Keyboard shortcuts

Press or to navigate between chapters

Press S or / to search in the book

Press ? to show this help

Press Esc to hide this help

ADR-0004: KV tier promotion is one-way; demotion is the only direction

  • Status: Accepted
  • Date: 2026-05-20
  • Authors: angelnicolasc
  • Reviewers: sole-maintainer decision record

Context

The block manager maintains three tiers (ThinkActive, ThinkComplete, OutputCritical). Tier transitions are emitted by the scheduler on phase events. We had to decide whether a block can promote (e.g. a ThinkComplete block re-attended during output generation gets restored to ThinkActive or even OutputCritical).

Two camps:

  1. Bidirectional: any block currently accessed gets promoted to the highest applicable tier.
  2. One-way demotion: blocks only move down the eviction order (OutputCritical → … → freed). Promotion is explicitly disallowed.

Decision

One-way demotion. A block's tier is set at allocation time (via BlockTier::ThinkActive or BlockTier::OutputCritical) and can only move toward eviction:

  • ThinkActive → ThinkComplete via demote_think_blocks.
  • Any tier → freed via evict_for or free.

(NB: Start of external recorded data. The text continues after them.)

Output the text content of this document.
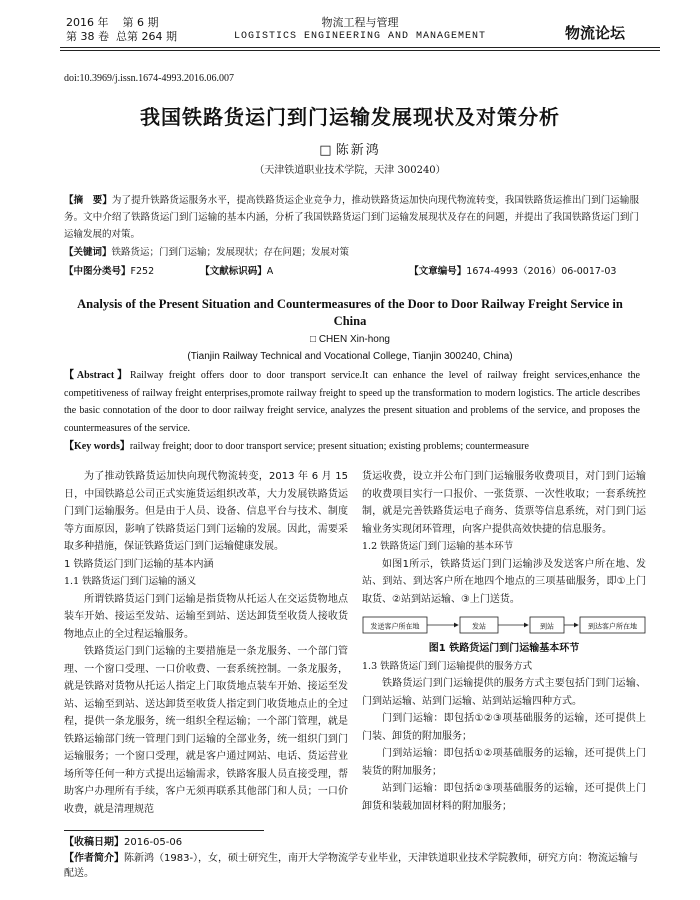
2016 年 第 6 期
第 38 卷 总第 264 期
物流工程与管理
LOGISTICS ENGINEERING AND MANAGEMENT	物流论坛
doi:10.3969/j.issn.1674-4993.2016.06.007
我国铁路货运门到门运输发展现状及对策分析
□ 陈新鸿
（天津铁道职业技术学院，天津 300240）
【摘　要】为了提升铁路货运服务水平，提高铁路货运企业竞争力，推动铁路货运加快向现代物流转变，我国铁路货运推出门到门运输服务。文中介绍了铁路货运门到门运输的基本内涵，分析了我国铁路货运门到门运输发展现状及存在的问题，并提出了我国铁路货运门到门运输发展的对策。
【关键词】铁路货运；门到门运输；发展现状；存在问题；发展对策
【中图分类号】F252	【文献标识码】A	【文章编号】1674-4993（2016）06-0017-03
Analysis of the Present Situation and Countermeasures of the Door to Door Railway Freight Service in China
□ CHEN Xin-hong
(Tianjin Railway Technical and Vocational College, Tianjin 300240, China)
【Abstract】Railway freight offers door to door transport service.It can enhance the level of railway freight services,enhance the competitiveness of railway freight enterprises,promote railway freight to speed up the transformation to modern logistics. The article describes the basic connotation of the door to door railway freight service, analyzes the present situation and problems of the service, and proposes the countermeasures of the service.
【Key words】railway freight; door to door transport service; present situation; existing problems; countermeasure

为了推动铁路货运加快向现代物流转变，2013 年 6 月 15 日，中国铁路总公司正式实施货运组织改革，大力发展铁路货运门到门运输服务。但是由于人员、设备、信息平台与技术、制度等方面原因，影响了铁路货运门到门运输的发展。因此，需要采取多种措施，保证铁路货运门到门运输健康发展。

1 铁路货运门到门运输的基本内涵

1.1 铁路货运门到门运输的涵义

所谓铁路货运门到门运输是指货物从托运人在交运货物地点装车开始、接运至发站、运输至到站、送达卸货至收货人接收货物地点止的全过程运输服务。

铁路货运门到门运输的主要措施是一条龙服务、一个部门管理、一个窗口受理、一口价收费、一套系统控制。一条龙服务，就是铁路对货物从托运人指定上门取货地点装车开始、接运至发站、运输至到站、送达卸货至收货人指定到门收货地点止的全过程，提供一条龙服务，统一组织全程运输；一个部门管理，就是铁路运输部门统一管理门到门运输的全部业务，统一组织门到门运输服务；一个窗口受理，就是客户通过网站、电话、货运营业场所等任何一种方式提出运输需求，铁路客服人员直接受理，帮助客户办理所有手续，客户无须再联系其他部门和人员；一口价收费，就是清理规范

货运收费，设立并公布门到门运输服务收费项目，对门到门运输的收费项目实行一口报价、一张货票、一次性收取；一套系统控制，就是完善铁路货运电子商务、货票等信息系统，对门到门运输业务实现闭环管理，向客户提供高效快捷的信息服务。

1.2 铁路货运门到门运输的基本环节

如图1所示，铁路货运门到门运输涉及发送客户所在地、发站、到站、到达客户所在地四个地点的三项基础服务，即①上门取货、②站到站运输、③上门送货。

发送客户所在地	发站	到站	到达客户所在地

图1 铁路货运门到门运输基本环节

1.3 铁路货运门到门运输提供的服务方式

铁路货运门到门运输提供的服务方式主要包括门到门运输、门到站运输、站到门运输、站到站运输四种方式。

门到门运输：即包括①②③项基础服务的运输，还可提供上门装、卸货的附加服务；

门到站运输：即包括①②项基础服务的运输，还可提供上门装货的附加服务；

站到门运输：即包括②③项基础服务的运输，还可提供上门卸货和装载加固材料的附加服务；

【收稿日期】2016-05-06
【作者简介】陈新鸿（1983-），女，硕士研究生，南开大学物流学专业毕业，天津铁道职业技术学院教师，研究方向：物流运输与配送。
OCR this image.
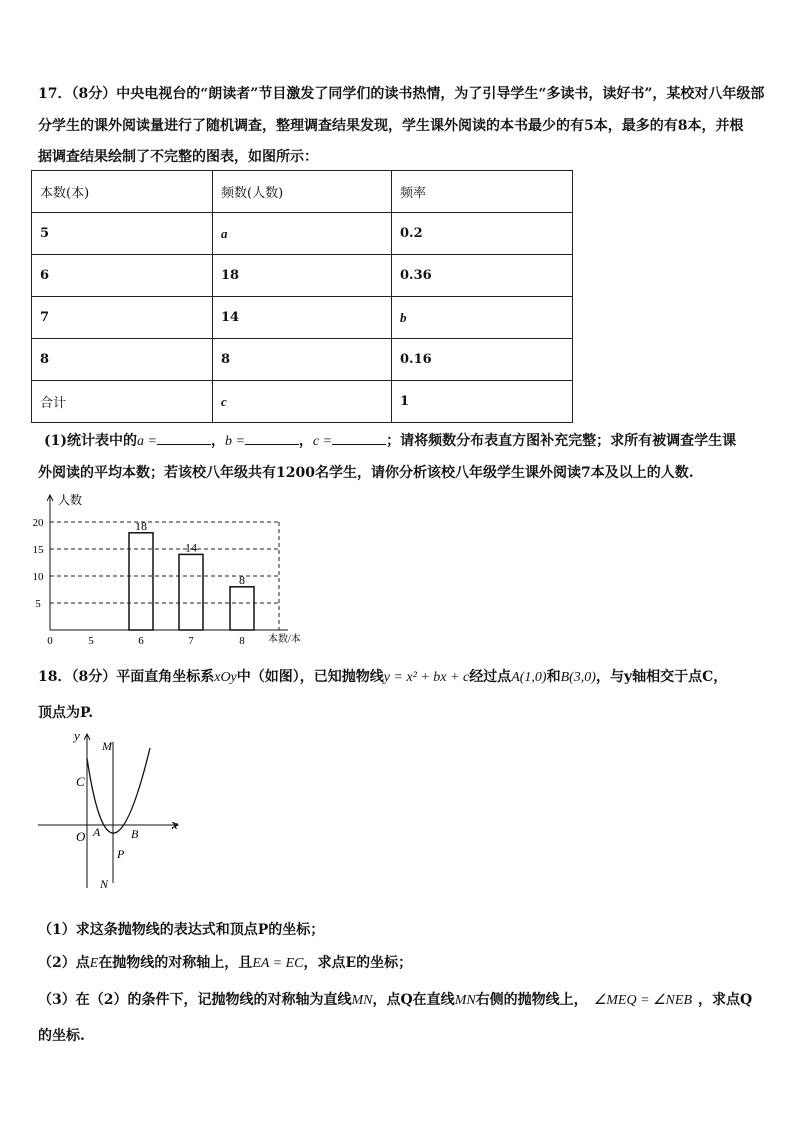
17．（8分）中央电视台的“朗读者”节目激发了同学们的读书热情，为了引导学生“多读书，读好书”，某校对八年级部
分学生的课外阅读量进行了随机调查，整理调查结果发现，学生课外阅读的本书最少的有5本，最多的有8本，并根
据调查结果绘制了不完整的图表，如图所示：
本数(本)	频数(人数)	频率
5	a	0.2
6	18	0.36
7	14	b
8	8	0.16
合计	c	1
(1)统计表中的a =	，b =	，c =	；请将频数分布表直方图补充完整；求所有被调查学生课
外阅读的平均本数；若该校八年级共有1200名学生，请你分析该校八年级学生课外阅读7本及以上的人数.
人数
本数/本
18
14
8
5
10
15
20
0	5	6	7	8
18．（8分）平面直角坐标系xOy中（如图），已知抛物线y = x² + bx + c经过点A(1,0)和B(3,0)，与y轴相交于点C，
顶点为P.
y
x
M
N
C
O A	B
P
（1）求这条抛物线的表达式和顶点P的坐标；
（2）点E在抛物线的对称轴上，且EA = EC，求点E的坐标；
（3）在（2）的条件下，记抛物线的对称轴为直线MN，点Q在直线MN右侧的抛物线上， ∠MEQ = ∠NEB ，求点Q
的坐标.
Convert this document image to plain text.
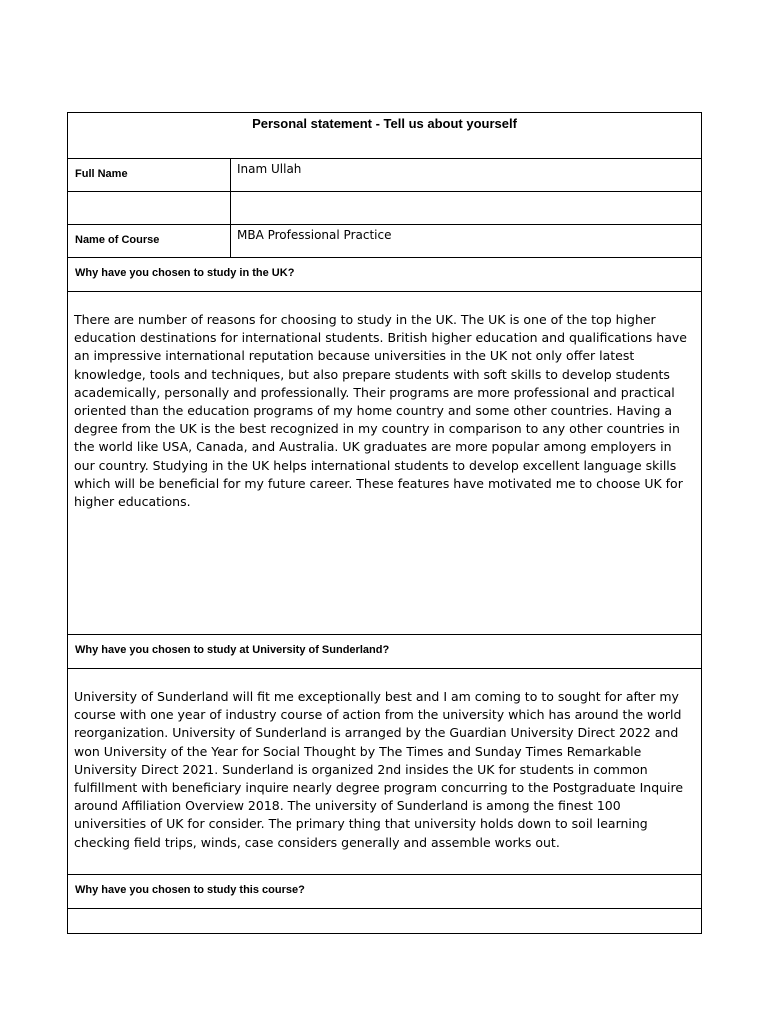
Personal statement - Tell us about yourself
Full Name	Inam Ullah
Name of Course	MBA Professional Practice
Why have you chosen to study in the UK?

There are number of reasons for choosing to study in the UK. The UK is one of the top higher education destinations for international students. British higher education and qualifications have an impressive international reputation because universities in the UK not only offer latest knowledge, tools and techniques, but also prepare students with soft skills to develop students academically, personally and professionally. Their programs are more professional and practical oriented than the education programs of my home country and some other countries. Having a degree from the UK is the best recognized in my country in comparison to any other countries in the world like USA, Canada, and Australia. UK graduates are more popular among employers in our country. Studying in the UK helps international students to develop excellent language skills which will be beneficial for my future career. These features have motivated me to choose UK for higher educations.

Why have you chosen to study at University of Sunderland?

University of Sunderland will fit me exceptionally best and I am coming to to sought for after my course with one year of industry course of action from the university which has around the world reorganization. University of Sunderland is arranged by the Guardian University Direct 2022 and won University of the Year for Social Thought by The Times and Sunday Times Remarkable University Direct 2021. Sunderland is organized 2nd insides the UK for students in common fulfillment with beneficiary inquire nearly degree program concurring to the Postgraduate Inquire around Affiliation Overview 2018. The university of Sunderland is among the finest 100 universities of UK for consider. The primary thing that university holds down to soil learning checking field trips, winds, case considers generally and assemble works out.

Why have you chosen to study this course?
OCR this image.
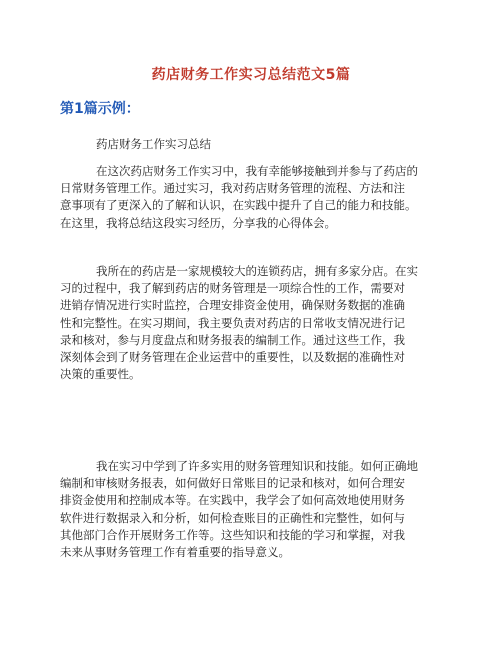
药店财务工作实习总结范文5篇
第1篇示例：
药店财务工作实习总结
在这次药店财务工作实习中，我有幸能够接触到并参与了药店的
日常财务管理工作。通过实习，我对药店财务管理的流程、方法和注
意事项有了更深入的了解和认识，在实践中提升了自己的能力和技能。
在这里，我将总结这段实习经历，分享我的心得体会。
我所在的药店是一家规模较大的连锁药店，拥有多家分店。在实
习的过程中，我了解到药店的财务管理是一项综合性的工作，需要对
进销存情况进行实时监控，合理安排资金使用，确保财务数据的准确
性和完整性。在实习期间，我主要负责对药店的日常收支情况进行记
录和核对，参与月度盘点和财务报表的编制工作。通过这些工作，我
深刻体会到了财务管理在企业运营中的重要性，以及数据的准确性对
决策的重要性。
我在实习中学到了许多实用的财务管理知识和技能。如何正确地
编制和审核财务报表，如何做好日常账目的记录和核对，如何合理安
排资金使用和控制成本等。在实践中，我学会了如何高效地使用财务
软件进行数据录入和分析，如何检查账目的正确性和完整性，如何与
其他部门合作开展财务工作等。这些知识和技能的学习和掌握，对我
未来从事财务管理工作有着重要的指导意义。
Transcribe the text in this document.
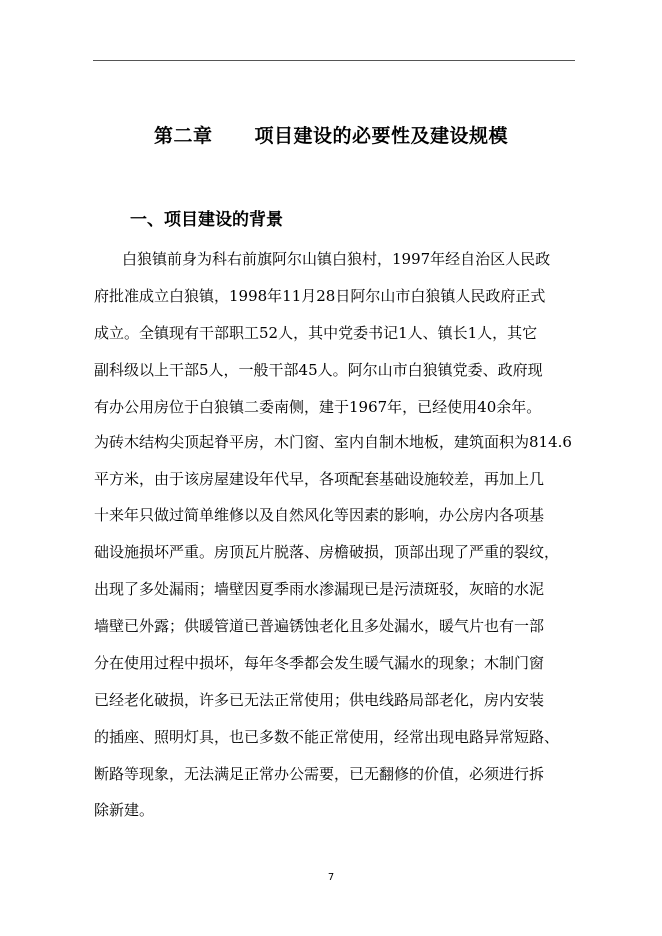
第二章 项目建设的必要性及建设规模
一、项目建设的背景
白狼镇前身为科右前旗阿尔山镇白狼村，1997年经自治区人民政
府批准成立白狼镇，1998年11月28日阿尔山市白狼镇人民政府正式
成立。全镇现有干部职工52人，其中党委书记1人、镇长1人，其它
副科级以上干部5人，一般干部45人。阿尔山市白狼镇党委、政府现
有办公用房位于白狼镇二委南侧，建于1967年，已经使用40余年。
为砖木结构尖顶起脊平房，木门窗、室内自制木地板，建筑面积为814.6
平方米，由于该房屋建设年代早，各项配套基础设施较差，再加上几
十来年只做过简单维修以及自然风化等因素的影响，办公房内各项基
础设施损坏严重。房顶瓦片脱落、房檐破损，顶部出现了严重的裂纹，
出现了多处漏雨；墙壁因夏季雨水渗漏现已是污渍斑驳，灰暗的水泥
墙壁已外露；供暖管道已普遍锈蚀老化且多处漏水，暖气片也有一部
分在使用过程中损坏，每年冬季都会发生暖气漏水的现象；木制门窗
已经老化破损，许多已无法正常使用；供电线路局部老化，房内安装
的插座、照明灯具，也已多数不能正常使用，经常出现电路异常短路、
断路等现象，无法满足正常办公需要，已无翻修的价值，必须进行拆
除新建。
7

There is no API to move a ThinkComplete block back to ThinkActive, or a ThinkActive block to OutputCritical.

Consequences

Positive

  • Reasoning about eviction stability becomes trivial. A block's tier monotonically decreases. Cross-attention back-references over a reasoning span cannot accidentally "rescue" blocks the scheduler has already decided are evictable — operators can reason about KV pressure without tracking promotion races.
  • The block manager API is smaller. No promote() method to test, no invariant to enforce ("you can only promote within the same request").
  • Aligns with the playbook intent. kv_memory.aggressive_think_eviction is a one-way knob: think blocks either survive demotion (default) or are freed immediately (aggressive). Promotion would make this knob semantically incoherent.

Negative / risks

  • A reasoning model that re-attends over its own think span during output generation pays the eviction cost twice. Cross-attention reads on a ThinkComplete block bring the block into the GPU's L1/L2 cache but do not promote its eviction tier. If that block is then evicted by memory pressure, the next cross-attention read forces a recompute. Mitigation: keep kv_memory.aggressive_think_eviction = false so blocks stay resident as ThinkComplete until pressure actually demands their eviction.
  • No way to mark "this block is hot, please keep it" beyond keeping it in the lowest tier it was admitted to. The LRU within a tier is the only signal of recency.

Neutral

  • The touch() API exists to update LRU position within a tier, not to promote across tiers. This is explicit in the trait documentation.

Alternatives considered

Bidirectional with promote_block(block_id, tier)

Rejected because:

  • Adds a new invariant to police (can a ThinkComplete of request A promote to OutputCritical of request B? Obviously not, but the API must enforce that).
  • Promotion races with eviction: a block that the eviction iterator has selected as next victim might be promoted mid-eviction. Resolving this needs either a lock around the whole eviction loop (kills throughput) or a generation counter (more complexity).
  • The cross-attention rescue use case is real but rare; the simpler fallback (operator tunes think_phase_memory_fraction) handles it without architectural complexity.

Implicit promotion on touch()

Rejected: touch() is called on the hot path for every cache hit. Doing tier promotion there would dramatically slow the common case to optimise a rare one.

References

  • ADR-0001 — dual-queue scheduling sits alongside this tier policy.
  • Playbook §3.4 — original three-tier eviction design.